Reporter: Margareta Engge Kharismawati | Editor: Herlina Kartika Dewi
JAKARTA. Tren kenaikan utang luar negeri Indonesia, khususnya utang luar negeri swasta, menjadi perhatian serius pemerintah dan Bank Indonesia (BI). Kini, dua otoritas tersebut tengah mencari jurus paling ampuh untuk mengendalikan peningkatan utang ini.
Kementerian Keuangan (Kemkeu) menilai, penghitungan rasio utang terhadap modal atawa debt to equity ratio (DER) adalah salah satu instrumen yang efektif untuk mengerem utang luar negeri swasta.
Wakil Menteri Keuangan Bambang Brodjonegoro menuturkan, saat ini Kemkeu tengah melakukan studi untuk mengatur utang luar negeri swasta. Menurutnya, hingga saat ini DER merupakan salah satu instrumen yang paling jelas untuk mengendalikan utang luar negeri.

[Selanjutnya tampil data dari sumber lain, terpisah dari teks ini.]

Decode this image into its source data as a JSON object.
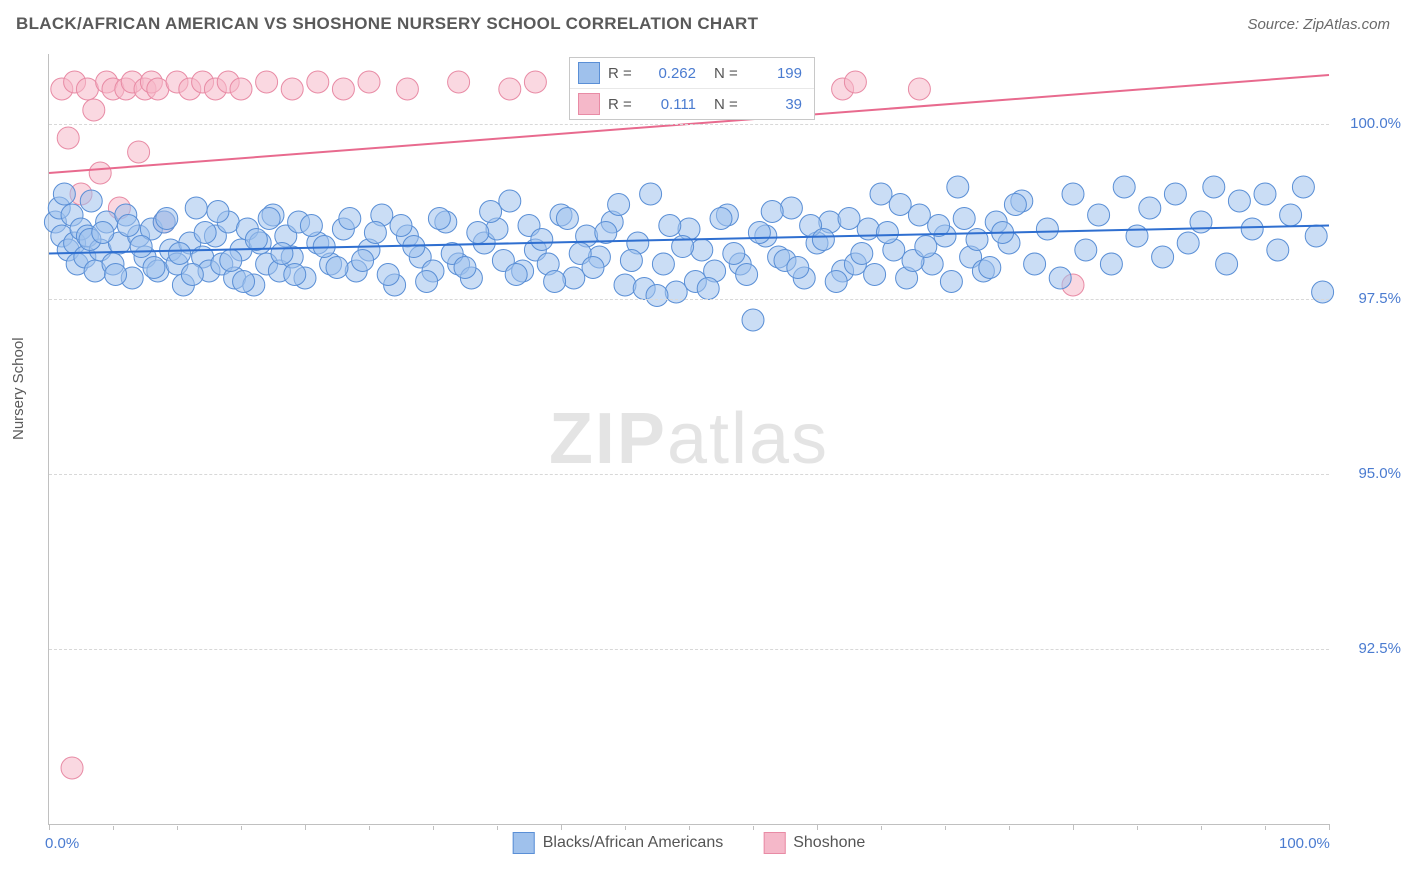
{
  "header": {
    "title": "BLACK/AFRICAN AMERICAN VS SHOSHONE NURSERY SCHOOL CORRELATION CHART",
    "source": "Source: ZipAtlas.com"
  },
  "chart": {
    "type": "scatter",
    "ylabel": "Nursery School",
    "watermark_a": "ZIP",
    "watermark_b": "atlas",
    "xlim": [
      0,
      100
    ],
    "ylim": [
      90.0,
      101.0
    ],
    "x_tick_labels": {
      "0": "0.0%",
      "100": "100.0%"
    },
    "x_ticks_major": [
      0,
      20,
      40,
      60,
      80,
      100
    ],
    "x_ticks_minor": [
      5,
      10,
      15,
      25,
      30,
      35,
      45,
      50,
      55,
      65,
      70,
      75,
      85,
      90,
      95
    ],
    "y_gridlines": [
      92.5,
      95.0,
      97.5,
      100.0
    ],
    "y_tick_labels": {
      "92.5": "92.5%",
      "95.0": "95.0%",
      "97.5": "97.5%",
      "100.0": "100.0%"
    },
    "background_color": "#ffffff",
    "grid_color": "#d8d8d8",
    "axis_color": "#c0c0c0",
    "label_fontsize": 15,
    "tick_color": "#4a7bd0",
    "marker_radius": 11,
    "marker_opacity": 0.55,
    "line_width": 2,
    "series": [
      {
        "name": "Blacks/African Americans",
        "color_fill": "#9fc1ec",
        "color_stroke": "#5a8fd6",
        "line_color": "#2f6fd0",
        "R": "0.262",
        "N": "199",
        "trend": {
          "x1": 0,
          "y1": 98.15,
          "x2": 100,
          "y2": 98.55
        },
        "points": [
          [
            0.5,
            98.6
          ],
          [
            0.8,
            98.8
          ],
          [
            1.0,
            98.4
          ],
          [
            1.2,
            99.0
          ],
          [
            1.5,
            98.2
          ],
          [
            1.8,
            98.7
          ],
          [
            2.0,
            98.3
          ],
          [
            2.2,
            98.0
          ],
          [
            2.5,
            98.5
          ],
          [
            2.8,
            98.1
          ],
          [
            3.0,
            98.4
          ],
          [
            3.3,
            98.9
          ],
          [
            3.6,
            97.9
          ],
          [
            4.0,
            98.2
          ],
          [
            4.5,
            98.6
          ],
          [
            5.0,
            98.0
          ],
          [
            5.5,
            98.3
          ],
          [
            6.0,
            98.7
          ],
          [
            6.5,
            97.8
          ],
          [
            7.0,
            98.4
          ],
          [
            7.5,
            98.1
          ],
          [
            8.0,
            98.5
          ],
          [
            8.5,
            97.9
          ],
          [
            9.0,
            98.6
          ],
          [
            9.5,
            98.2
          ],
          [
            10.0,
            98.0
          ],
          [
            10.5,
            97.7
          ],
          [
            11.0,
            98.3
          ],
          [
            11.5,
            98.8
          ],
          [
            12.0,
            98.1
          ],
          [
            12.5,
            97.9
          ],
          [
            13.0,
            98.4
          ],
          [
            13.5,
            98.0
          ],
          [
            14.0,
            98.6
          ],
          [
            14.5,
            97.8
          ],
          [
            15.0,
            98.2
          ],
          [
            15.5,
            98.5
          ],
          [
            16.0,
            97.7
          ],
          [
            16.5,
            98.3
          ],
          [
            17.0,
            98.0
          ],
          [
            17.5,
            98.7
          ],
          [
            18.0,
            97.9
          ],
          [
            18.5,
            98.4
          ],
          [
            19.0,
            98.1
          ],
          [
            19.5,
            98.6
          ],
          [
            20.0,
            97.8
          ],
          [
            21.0,
            98.3
          ],
          [
            22.0,
            98.0
          ],
          [
            23.0,
            98.5
          ],
          [
            24.0,
            97.9
          ],
          [
            25.0,
            98.2
          ],
          [
            26.0,
            98.7
          ],
          [
            27.0,
            97.7
          ],
          [
            28.0,
            98.4
          ],
          [
            29.0,
            98.1
          ],
          [
            30.0,
            97.9
          ],
          [
            31.0,
            98.6
          ],
          [
            32.0,
            98.0
          ],
          [
            33.0,
            97.8
          ],
          [
            34.0,
            98.3
          ],
          [
            35.0,
            98.5
          ],
          [
            36.0,
            98.9
          ],
          [
            37.0,
            97.9
          ],
          [
            38.0,
            98.2
          ],
          [
            39.0,
            98.0
          ],
          [
            40.0,
            98.7
          ],
          [
            41.0,
            97.8
          ],
          [
            42.0,
            98.4
          ],
          [
            43.0,
            98.1
          ],
          [
            44.0,
            98.6
          ],
          [
            45.0,
            97.7
          ],
          [
            46.0,
            98.3
          ],
          [
            47.0,
            99.0
          ],
          [
            48.0,
            98.0
          ],
          [
            49.0,
            97.6
          ],
          [
            50.0,
            98.5
          ],
          [
            51.0,
            98.2
          ],
          [
            52.0,
            97.9
          ],
          [
            53.0,
            98.7
          ],
          [
            54.0,
            98.0
          ],
          [
            55.0,
            97.2
          ],
          [
            56.0,
            98.4
          ],
          [
            57.0,
            98.1
          ],
          [
            58.0,
            98.8
          ],
          [
            59.0,
            97.8
          ],
          [
            60.0,
            98.3
          ],
          [
            61.0,
            98.6
          ],
          [
            62.0,
            97.9
          ],
          [
            63.0,
            98.0
          ],
          [
            64.0,
            98.5
          ],
          [
            65.0,
            99.0
          ],
          [
            66.0,
            98.2
          ],
          [
            67.0,
            97.8
          ],
          [
            68.0,
            98.7
          ],
          [
            69.0,
            98.0
          ],
          [
            70.0,
            98.4
          ],
          [
            71.0,
            99.1
          ],
          [
            72.0,
            98.1
          ],
          [
            73.0,
            97.9
          ],
          [
            74.0,
            98.6
          ],
          [
            75.0,
            98.3
          ],
          [
            76.0,
            98.9
          ],
          [
            77.0,
            98.0
          ],
          [
            78.0,
            98.5
          ],
          [
            79.0,
            97.8
          ],
          [
            80.0,
            99.0
          ],
          [
            81.0,
            98.2
          ],
          [
            82.0,
            98.7
          ],
          [
            83.0,
            98.0
          ],
          [
            84.0,
            99.1
          ],
          [
            85.0,
            98.4
          ],
          [
            86.0,
            98.8
          ],
          [
            87.0,
            98.1
          ],
          [
            88.0,
            99.0
          ],
          [
            89.0,
            98.3
          ],
          [
            90.0,
            98.6
          ],
          [
            91.0,
            99.1
          ],
          [
            92.0,
            98.0
          ],
          [
            93.0,
            98.9
          ],
          [
            94.0,
            98.5
          ],
          [
            95.0,
            99.0
          ],
          [
            96.0,
            98.2
          ],
          [
            97.0,
            98.7
          ],
          [
            98.0,
            99.1
          ],
          [
            99.0,
            98.4
          ],
          [
            99.5,
            97.6
          ],
          [
            3.2,
            98.35
          ],
          [
            4.2,
            98.45
          ],
          [
            5.2,
            97.85
          ],
          [
            6.2,
            98.55
          ],
          [
            7.2,
            98.25
          ],
          [
            8.2,
            97.95
          ],
          [
            9.2,
            98.65
          ],
          [
            10.2,
            98.15
          ],
          [
            11.2,
            97.85
          ],
          [
            12.2,
            98.45
          ],
          [
            13.2,
            98.75
          ],
          [
            14.2,
            98.05
          ],
          [
            15.2,
            97.75
          ],
          [
            16.2,
            98.35
          ],
          [
            17.2,
            98.65
          ],
          [
            18.2,
            98.15
          ],
          [
            19.2,
            97.85
          ],
          [
            20.5,
            98.55
          ],
          [
            21.5,
            98.25
          ],
          [
            22.5,
            97.95
          ],
          [
            23.5,
            98.65
          ],
          [
            24.5,
            98.05
          ],
          [
            25.5,
            98.45
          ],
          [
            26.5,
            97.85
          ],
          [
            27.5,
            98.55
          ],
          [
            28.5,
            98.25
          ],
          [
            29.5,
            97.75
          ],
          [
            30.5,
            98.65
          ],
          [
            31.5,
            98.15
          ],
          [
            32.5,
            97.95
          ],
          [
            33.5,
            98.45
          ],
          [
            34.5,
            98.75
          ],
          [
            35.5,
            98.05
          ],
          [
            36.5,
            97.85
          ],
          [
            37.5,
            98.55
          ],
          [
            38.5,
            98.35
          ],
          [
            39.5,
            97.75
          ],
          [
            40.5,
            98.65
          ],
          [
            41.5,
            98.15
          ],
          [
            42.5,
            97.95
          ],
          [
            43.5,
            98.45
          ],
          [
            44.5,
            98.85
          ],
          [
            45.5,
            98.05
          ],
          [
            46.5,
            97.65
          ],
          [
            47.5,
            97.55
          ],
          [
            48.5,
            98.55
          ],
          [
            49.5,
            98.25
          ],
          [
            50.5,
            97.75
          ],
          [
            51.5,
            97.65
          ],
          [
            52.5,
            98.65
          ],
          [
            53.5,
            98.15
          ],
          [
            54.5,
            97.85
          ],
          [
            55.5,
            98.45
          ],
          [
            56.5,
            98.75
          ],
          [
            57.5,
            98.05
          ],
          [
            58.5,
            97.95
          ],
          [
            59.5,
            98.55
          ],
          [
            60.5,
            98.35
          ],
          [
            61.5,
            97.75
          ],
          [
            62.5,
            98.65
          ],
          [
            63.5,
            98.15
          ],
          [
            64.5,
            97.85
          ],
          [
            65.5,
            98.45
          ],
          [
            66.5,
            98.85
          ],
          [
            67.5,
            98.05
          ],
          [
            68.5,
            98.25
          ],
          [
            69.5,
            98.55
          ],
          [
            70.5,
            97.75
          ],
          [
            71.5,
            98.65
          ],
          [
            72.5,
            98.35
          ],
          [
            73.5,
            97.95
          ],
          [
            74.5,
            98.45
          ],
          [
            75.5,
            98.85
          ]
        ]
      },
      {
        "name": "Shoshone",
        "color_fill": "#f5b8c9",
        "color_stroke": "#e88ba5",
        "line_color": "#e86a8e",
        "R": "0.111",
        "N": "39",
        "trend": {
          "x1": 0,
          "y1": 99.3,
          "x2": 100,
          "y2": 100.7
        },
        "points": [
          [
            1.0,
            100.5
          ],
          [
            1.5,
            99.8
          ],
          [
            2.0,
            100.6
          ],
          [
            2.5,
            99.0
          ],
          [
            3.0,
            100.5
          ],
          [
            3.5,
            100.2
          ],
          [
            4.0,
            99.3
          ],
          [
            4.5,
            100.6
          ],
          [
            5.0,
            100.5
          ],
          [
            5.5,
            98.8
          ],
          [
            6.0,
            100.5
          ],
          [
            6.5,
            100.6
          ],
          [
            7.0,
            99.6
          ],
          [
            7.5,
            100.5
          ],
          [
            8.0,
            100.6
          ],
          [
            8.5,
            100.5
          ],
          [
            9.0,
            98.6
          ],
          [
            10.0,
            100.6
          ],
          [
            11.0,
            100.5
          ],
          [
            12.0,
            100.6
          ],
          [
            13.0,
            100.5
          ],
          [
            14.0,
            100.6
          ],
          [
            15.0,
            100.5
          ],
          [
            17.0,
            100.6
          ],
          [
            19.0,
            100.5
          ],
          [
            21.0,
            100.6
          ],
          [
            23.0,
            100.5
          ],
          [
            25.0,
            100.6
          ],
          [
            28.0,
            100.5
          ],
          [
            32.0,
            100.6
          ],
          [
            36.0,
            100.5
          ],
          [
            38.0,
            100.6
          ],
          [
            45.0,
            100.5
          ],
          [
            48.0,
            100.6
          ],
          [
            62.0,
            100.5
          ],
          [
            63.0,
            100.6
          ],
          [
            68.0,
            100.5
          ],
          [
            80.0,
            97.7
          ],
          [
            1.8,
            90.8
          ]
        ]
      }
    ],
    "legend_bottom": [
      {
        "label": "Blacks/African Americans",
        "fill": "#9fc1ec",
        "stroke": "#5a8fd6"
      },
      {
        "label": "Shoshone",
        "fill": "#f5b8c9",
        "stroke": "#e88ba5"
      }
    ]
  }
}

Sebenarnya, kata Bambang sekitar tahun 2000 pemerintah sempat mengeluarkan beleid yang mengatur rasio utang terhadap modal. Kala itu, pemerintah menetapkan rasio utang swasta yakni tiga berbanding satu (3:1). Artinya, besaran utang maksimal hanya tiga kali besaran modalnya.
Sayangnya, aturan ini tak bertahan lama lantaran menuai protes dari kalangan pebisnis dan pelaku usaha.
Nah, Bambang bilang nantinya pemerintah akan membuat aturan DER ini lebih fleksibel. Artinya, batasan rasio utang terhadap modal yang diperbolehkan di setiap sektor akan bervariasi.
Untuk perbankan, misalnya, kemungkinan batasan DER tidak cukup hanya sebesar 3:1. Pasalnya, "Sektor ini meminjam modal dari orang, kemudian dipinjamkan lagi ke pihak lain," jelas Bambang, Rabu (16/7).
Bambang menambahkan, bila ada aturan batasan rasio utang terhadap modal, harapannya utang korporasi takĀ semakin membengkak. Sebab, adanya batasan ini dengan sendirinya akan menjadi koridor bagi pelaku usaha dalam menarik utang.
Catatan saja, berdasarkan data BI per April 2014 jumlah utang luar negeri Indonesia US$ 276,58 miliar, tumbuh 7,6% dari periode yang sama tahun lalu. Rinciannya, utang luar negeri pemerintah US$ 131 miliar dan utang luar negeri swasta US$ 145,62 miliar.
Menteri Keuangan Chatib Basri menambahkan, hingga kini pemerintah dan BI masih merumuskan formula yang paling tepat untuk mengerem laju utang luar negeri swasta. Menurutnya, pemerintah dan BI juga tengah membandingkan kebijakan rasio utang yang diimplementasikan di beberapa negara seperti Singapura dan Korea Selatan.
Chatib bilang, pemerintah juga membuka berbagai opsi atau cara untuk meredam risiko utang swasta. Salah satunya adalah dengan memberikan syarat batas waktu kepemilikan valuta asing (valas) untuk membayar utang.
Misalnya, kata Chatib, bagi perusahaan yang berutang harus menyiapkan valasnya minimal 90 hari sebelum pembayaran jatuh tempo cicilan utangnya. "Sehingga, ini tidak mempengaruhi permintaan valas di pasar," katanya.
Catatan saja, saat ini seluruh instansi pemerintah terkait bersama BI telah membentuk tim teknis untuk mengkaji aturan lindung nilai (hedging). Harapannya, dengan adanya aturan transaksi lindung nilai, bisa mengurangi risiko gagal bayar utang luar negeri swasta.
Sebelumnya, Deputi Gubernur BI Mirza Adityaswara bilang, rapat tim teknis ini masih berkutat pada penyamaan persepsi mengenai hedging. Berbagai rapat tim teknis selanjutnya akan terus dilakukan untuk bisa merumuskan aturan hedging.